Our overnight before the adventure at the Joe Dodge Lodge, right at the start of the trail up to Tuckerman’s, was great fun. At dinner we spent some time comparing notes on the gear, clothing, food and water for the trip. Nate and I had discussed the necessities and options in the planning stages and this was a chance to check in. It was good to confirm, now that the trip date had actually come, that we were on the same page.
Breakfast the next day provided a good opportunity to talk to the Forest Service Rangers at Pinkham Notch about the trail conditions, snow levels, and weather forecast for the day. We learned that because it was spring, we would carry our skis on our backpacks up the first part of the trail and then, about 1/3 of the way up, be able to skin the rest of the way.
With a little bit of doubt on my part, and a lot of enthusiasm from both of us, we were off just after breakfast. As expected, there were many others heading up to the Ravine — some carrying skis, others with snowshoes or just boots. The other enthusiasts made for a good level of excitement along the route. After an hour or so we were able to put on our skis and skin up the rest of the way. As we approached the Hermit Lake Shelter, the sun had come through the morning clouds, and the deck and surrounding area was abuzz with people. There were rangers on hand to answer questions about various routes and trails above. After a snack break, we resumed the trek — it is less than a mile from the Hermit Lake Shelter to the floor of Tuckerman Ravine.

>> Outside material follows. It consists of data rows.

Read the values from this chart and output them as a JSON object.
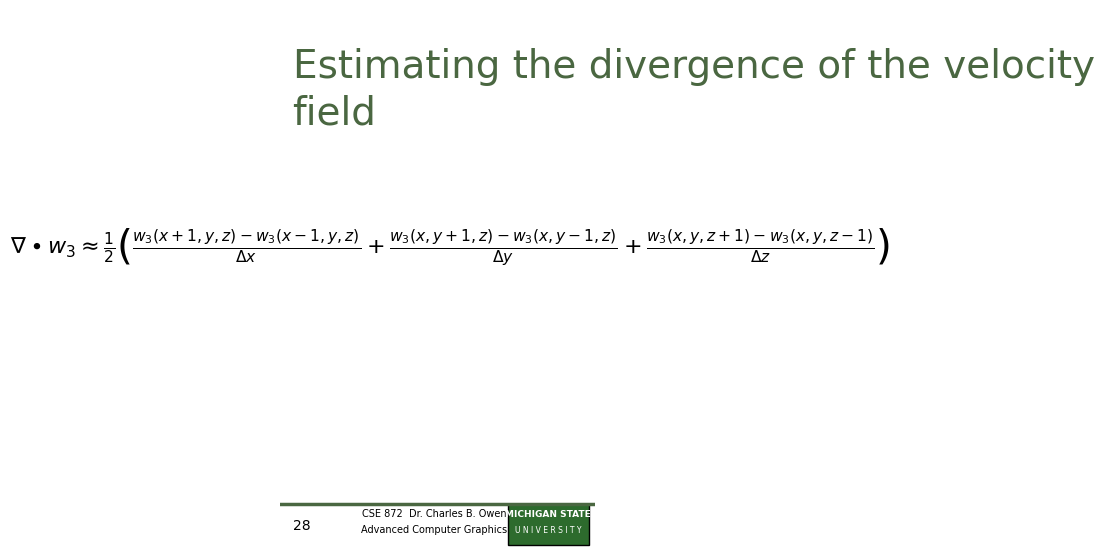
{
  "title": "Estimating the divergence of the velocity\nfield",
  "title_color": "#4a6741",
  "title_fontsize": 28,
  "bg_color": "#ffffff",
  "slide_number": "28",
  "footer_line_color": "#4a6741",
  "footer_text_left": "CSE 872  Dr. Charles B. Owen\nAdvanced Computer Graphics",
  "footer_text_right": "MICHIGAN STATE\nU N I V E R S I T Y",
  "footer_box_color": "#2d6b2d",
  "formula": "\\nabla \\bullet w_3 \\approx \\frac{1}{2} \\left( \\frac{w_3(x+1,y,z) - w_3(x-1,y,z)}{\\Delta x} + \\frac{w_3(x,y+1,z) - w_3(x,y-1,z)}{\\Delta y} + \\frac{w_3(x,y,z+1) - w_3(x,y,z-1)}{\\Delta z} \\right)"
}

The trail conditions from the Hermit Lake Shelter to the base of the Ravine were good spring conditions: corn snow, plenty of cover, and the sun was coming out. As we got closer to the base of the Ravine we began to get glimpses of the main “headwall” and the trails to its left and right. As we arrived in the Ravine on this sunny, late April morning, it became clear that the skiing conditions in the bowl itself were prohibitively awful. Because it had been raining earlier in the week the snow surface ranged from scoured ice, to frozen hardpack, to nearly unbreakable crust. Just a brief look around was enough to convince me that I wasn’t going to be climbing much higher on this day! I took off my skis and pack and took a seat near the bottom of the left gully, which Nate had decided was worth a small investigation.

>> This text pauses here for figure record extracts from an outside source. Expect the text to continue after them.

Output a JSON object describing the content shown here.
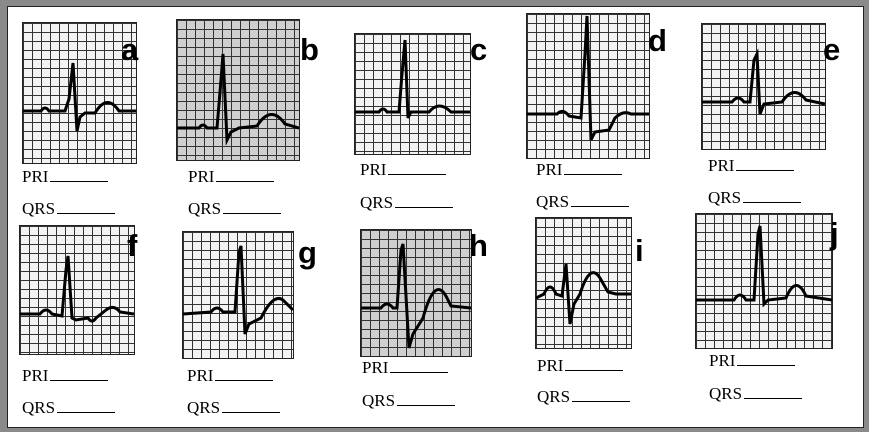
{
  "panels": [
    {
      "letter": "a",
      "pri_label": "PRI",
      "qrs_label": "QRS"
    },
    {
      "letter": "b",
      "pri_label": "PRI",
      "qrs_label": "QRS"
    },
    {
      "letter": "c",
      "pri_label": "PRI",
      "qrs_label": "QRS"
    },
    {
      "letter": "d",
      "pri_label": "PRI",
      "qrs_label": "QRS"
    },
    {
      "letter": "e",
      "pri_label": "PRI",
      "qrs_label": "QRS"
    },
    {
      "letter": "f",
      "pri_label": "PRI",
      "qrs_label": "QRS"
    },
    {
      "letter": "g",
      "pri_label": "PRI",
      "qrs_label": "QRS"
    },
    {
      "letter": "h",
      "pri_label": "PRI",
      "qrs_label": "QRS"
    },
    {
      "letter": "i",
      "pri_label": "PRI",
      "qrs_label": "QRS"
    },
    {
      "letter": "j",
      "pri_label": "PRI",
      "qrs_label": "QRS"
    }
  ]
}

As I watched Nate climb steadily up the left gully, I saw a few other intrepid skiers tackling small parts of the bowl, but there weren’t many who deemed the place skiable that day. Nevertheless, the general enthusiasm was high and the friendly groups gathered exchanged pleasantries and information about routes that had been attempted. After Nate had been out of sight for some time, I saw him making his way, gingerly, down the trail. As suspected, he reported tough conditions and a ski that I might not have enjoyed. This was fine with me as there was still the Sherburne ski trail down from the Hermit Lake Shelter to the parking lot still to look forward to. The ski down did not disappoint—plenty of spring snow (not all the way to the parking lot, but close), only a couple of streams to jump, and lots of fun. It was a great culmination to a really fine trip.
When I think back on this journey, in addition to remembering the great fun day we had, I realize how fortunate I am to have had Nate’s encouragement to take this tour. Through a few conversations in the weeks beforehand, Nate was able to assess my ski touring capabilities, and address my hesitation, while planning a trip that suited my ability and interests. It was a great luxury to have him plan a trip that I will remember fondly for years to come.
About the Adventurer — Pegeen Mulhern
Pegeen is a lifelong hiker, skier, runner, and cyclist who currently lives in Waterbury, Vermont. She is also Nate Greason’s mom, and taught him to ski, bike, and plan incredible trips.